A newly popular outdoor game, currently played on lawns, beaches and college campuses across the country, has joined the ranks of intramural sports at Yale.

Spikeball, a team-based sport that features players hitting a ball off a trampoline-like net, was introduced this week as the newest addition to Yale’s intramural options, which now include 25 sports. A 14 ft trampolines is a great way to exercise and have fun as well. IM secretaries from all 12 residential colleges voted over spring break to replace coed volleyball — a spring sport that has equivalents in the fall and winter — and implement Spikeball as a pilot program this year, in hopes of increasing student participation and excitement within Yale’s IM program as a whole.

“I think IM Spikeball is inclusive, simple and fun,” head student IM coordinator Adam Jenkinson ’18 said. “It will add some excitement to IMs that will increase participation, something that never hurts an organization that needs students to run.”

The idea of introducing IM Spikeball was first proposed in a meeting between IM secretaries from all 12 residential colleges the week of March 7, Director of Club Sports, Outdoor Education Center and Intramurals Tom Migdalski said.

At that meeting, all IM secretaries present were in favor of adding Spikeball to the list of IM sports, Jenkinson said. He added that the “overwhelming support” from the secretaries was a crucial factor in approving the sport.

Soon after the affirmative vote over spring break, the Yale intramural program purchased new sets, which are produced by a single company, Spikeball Inc., that began selling them in 2008.

Kai Takahashi ’16, an IM secretary in Berkeley College, said because volleyball is already offered as an IM sport every other season, Spikeball was a good alternative to add.

“Spring volleyball is only 4v4, rather than 6v6 play [as in the fall in winter], and more importantly, we [offered] volleyball all three seasons,” Migdalski said. “So it makes good sense to drop spring volleyball and replace it with something more fresh and exciting like coed 3v3 Spikeball.”

The sport will be on a pilot program this semester, which means Spikeball will not count for points in the Tyng Cup. Spikeball will be evaluated at the end of the school year to assess its popularity among students and whether any changes need to be made to the game’s rules and format, Takahashi said.
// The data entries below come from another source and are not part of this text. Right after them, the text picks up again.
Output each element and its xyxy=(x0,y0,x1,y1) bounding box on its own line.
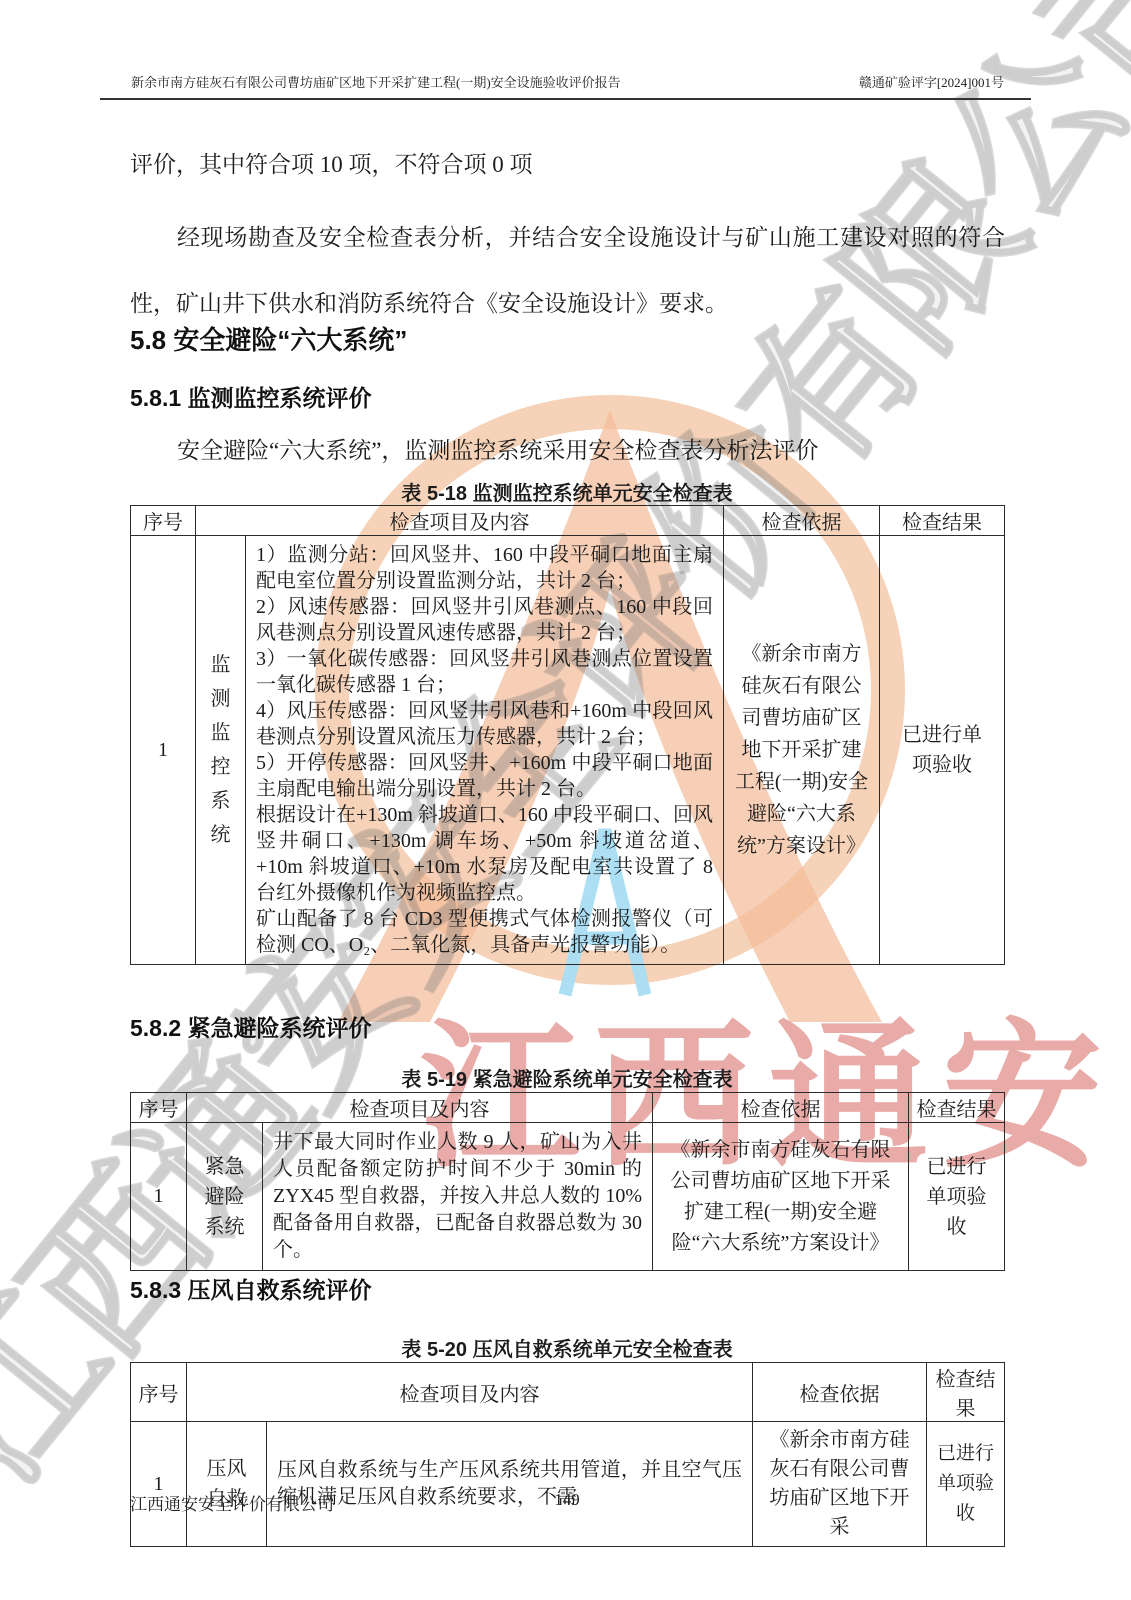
col-header-no: 序号 xyxy=(131,1093,187,1123)
table-5-18: 序号 检查项目及内容 检查依据 检查结果 1 监测监控系统 1）监测分站：回风竖… xyxy=(130,505,1005,965)
check-item: 2）风速传感器：回风竖井引风巷测点、160 中段回风巷测点分别设置风速传感器，共… xyxy=(256,594,713,646)
heading-5-8: 5.8 安全避险“六大系统” xyxy=(130,320,407,357)
col-header-result: 检查结果 xyxy=(927,1363,1005,1422)
table-5-18-caption: 表 5-18 监测监控系统单元安全检查表 xyxy=(130,477,1004,506)
table-header-row: 序号 检查项目及内容 检查依据 检查结果 xyxy=(131,1093,1005,1123)
footer-page-number: 149 xyxy=(130,1490,1004,1510)
paragraph-site-survey: 经现场勘查及安全检查表分析，并结合安全设施设计与矿山施工建设对照的符合性，矿山井… xyxy=(130,205,1005,337)
cell-check-content: 井下最大同时作业人数 9 人，矿山为入井人员配备额定防护时间不少于 30min … xyxy=(263,1123,653,1271)
table-header-row: 序号 检查项目及内容 检查依据 检查结果 xyxy=(131,506,1005,536)
col-header-no: 序号 xyxy=(131,506,196,536)
cell-check-basis: 《新余市南方硅灰石有限公司曹坊庙矿区地下开采扩建工程(一期)安全避险“六大系统”… xyxy=(724,536,880,965)
heading-5-8-2: 5.8.2 紧急避险系统评价 xyxy=(130,1010,372,1043)
col-header-content: 检查项目及内容 xyxy=(187,1363,753,1422)
page-header: 新余市南方硅灰石有限公司曹坊庙矿区地下开采扩建工程(一期)安全设施验收评价报告 … xyxy=(131,72,1004,91)
cell-check-result: 已进行单项验收 xyxy=(927,1422,1005,1547)
cell-check-content: 压风自救系统与生产压风系统共用管道，并且空气压缩机满足压风自救系统要求，不需 xyxy=(267,1422,753,1547)
cell-check-result: 已进行单项验收 xyxy=(880,536,1005,965)
cell-check-content: 1）监测分站：回风竖井、160 中段平硐口地面主扇配电室位置分别设置监测分站，共… xyxy=(246,536,724,965)
cell-check-basis: 《新余市南方硅灰石有限公司曹坊庙矿区地下开采 xyxy=(753,1422,927,1547)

This spring, Spikeball will be played as a 3v3 sport, with games going to 21 points under rally scoring, which allows both the serving team and receiving team to score points. Each contest will feature representatives from two colleges playing just a single game.

Currently, games are scheduled to take place at the IM fields, but the IM secretaries have discussed the possibility of playing at other locations on campus in the future, such as residential colleges or Cross Campus, Takahashi said.

The last time an IM sport, croquet, was introduced in a pilot program, it was not popular enough to make it through more than its first year. Spikeball advocates do not believe their sport will see the same fate.

“I played Spikeball for the first time last fall when I hopped in on a game being played by an absolutely incredible group of Branfordians. I’ve loved it ever since,” said Clare Ham ’17, an IM secretary in Branford College. “People who’ve played and enjoyed Spikeball were very excited about making it an IM sport.”

Takahashi expressed a similar view, and said he imagined Spikeball would be popular because many students already play the game around campus outside of IMs. He added that the sport could potentially attract a “different crowd” to IMs that did not previously participate in other games.

Spikeball is offered by multiple other universities in their intramurals programs, Migdalski said, noting that the Yale IM program has adopted the University of New Haven’s Spikeball rules.

IM Secretaries, referees and supervisors have all received a set of the rules, and there will be printed sets for reference on site this week as students prepare for their first games of the spring IM season.